In my three years at Calvin, I’ve had 29 white professors and only one professor of color. These numbers aren’t too surprising in light of the recent State of the Campus report by the Multicultural Affairs Committee (MAC) which highlighted the fact that “no faculty of color have ever retired from Calvin and few have been tenured.”
The retention of faculty and staff of color is significant because it directly correlates to the experience and retention of students of color. Low retention rates for faculty of color reveal racial injustices, policies and practices that are still deeply embedded within Calvin’s structure and suggest the need for further change.
A growing number of students, staff, faculty and alumni of color, along with white allies, have organized to address these concerns. Our movement aims to make Calvin a more welcoming environment for people of color. This includes telling our personal stories. Many of us have found a tension between grace and truth here at Calvin College. Grace can be used to veil truth in a way that allows inequalities to persist.
Our understanding of any authentic form of grace and reconciliation stems from truth. Grace without truth isn’t really grace; love without truth isn’t really love. As Desmond Tutu said, “True reconciliation exposes the awfulness, the abuse, the hurt, the truth.”
We want to be clear, the stories here come from a place of love; we love Calvin College, we love the people here, we love the work God has done and is doing here. God’s work is not done at Calvin; we have a long way to go to become the reflection of God’s kingdom we are called to be.
If Calvin is serious about our mission to “equip students to think deeply, to act justly and to live wholeheartedly,” and if Calvin is truly guided by a vision for the kingdom of God and renewal, Calvin’s administration, faculty, staff and student body will acknowledge the experiences of people of color at Calvin and actively work toward addressing Calvin’s problems of systemic and individual racism.
This begins by listening to the stories of those affected by the sin of racism here on our campus. True narratives of people of color here on campus include joy and pain, love and hate, trust and mistrust, acceptance and suspicion, exclusion and embrace.
Our narratives cannot be used to justify the sinful actions (and inactions) of our institution. Calvin needs to press on toward a movement of justice and love that isn’t just talked about but lived out daily. We can’t stop at peripheral change — our sin is deeper than that.

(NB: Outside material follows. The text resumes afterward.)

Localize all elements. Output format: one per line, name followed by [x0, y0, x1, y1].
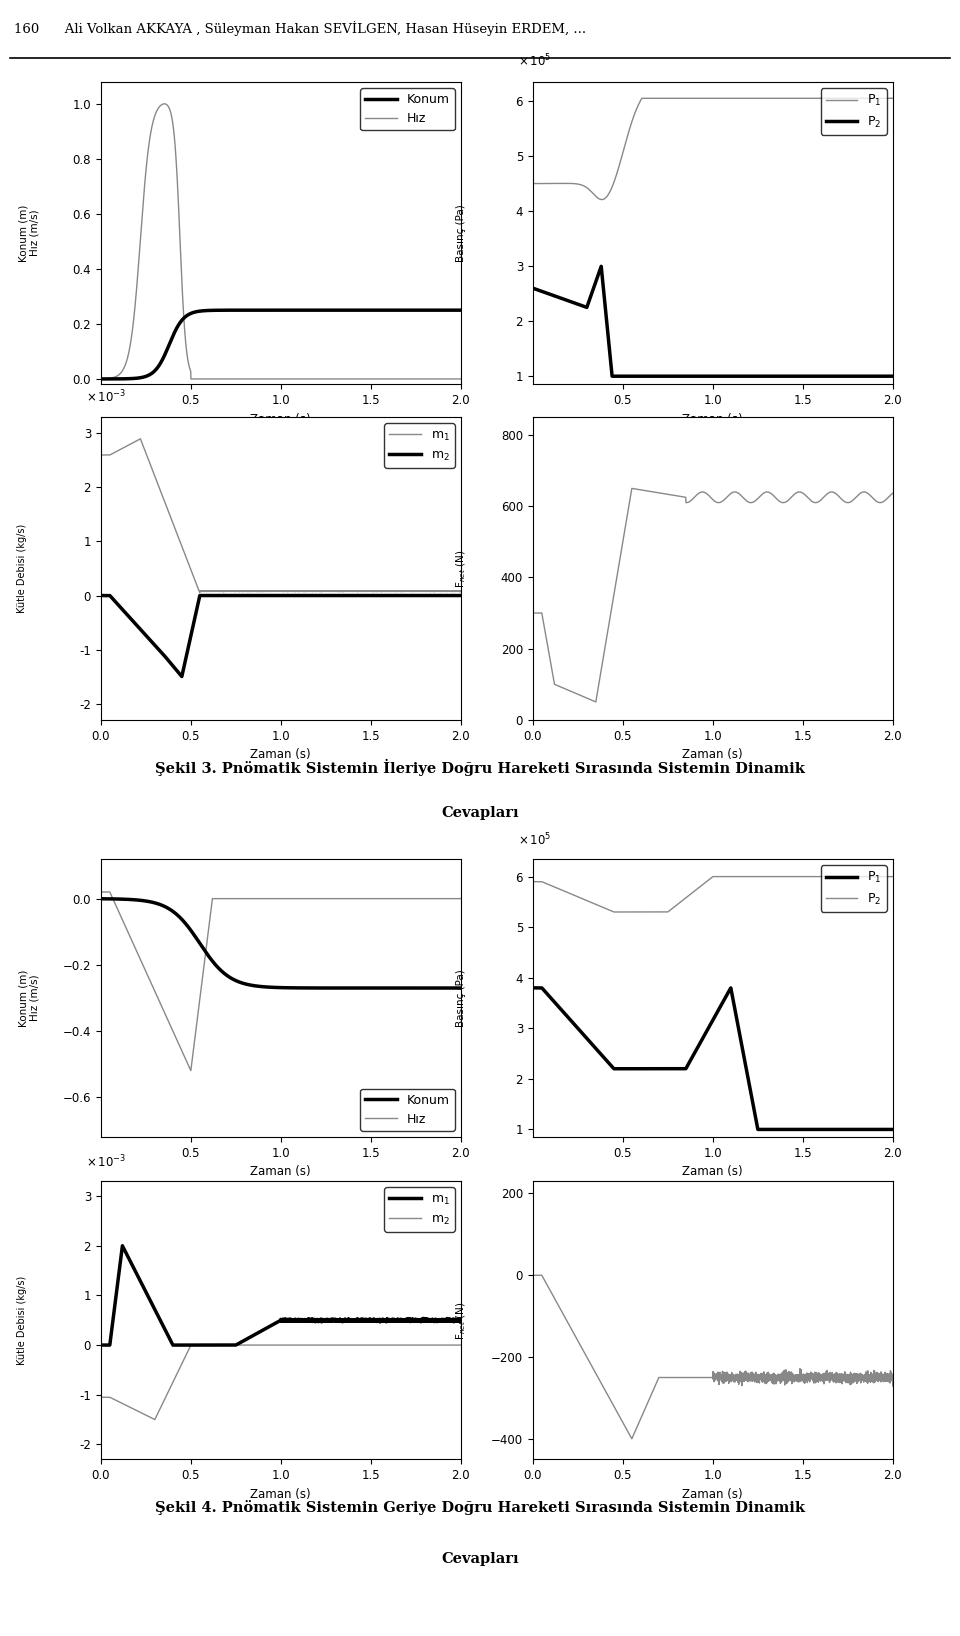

We want Calvin to pick up our responsibility for adequately equipping its students, faculty, staff and alumni, as well as its faith and academic communities with the tools necessary to fight racism. That burden should not be placed on the single first-year student of color in her classroom or the only student of color on his dorm floor.
Calvin needs to take anti-racism seriously and extend it beyond rhetoric, the FEN document and UnLearn week and into the classroom, the dining halls, concert venues, service-learning activities, sports events, residence halls, faculty meetings and the fields of academia.
We pray these stories will illuminate the need for change at Calvin and spark fruitful discussions about anti-racism throughout every square inch of Calvin.
We invite Calvin’s community to engage in dialogue about these stories and this movement by attending a forum which will be held in the Chapel Sanctuary on April 28 at 6 p.m.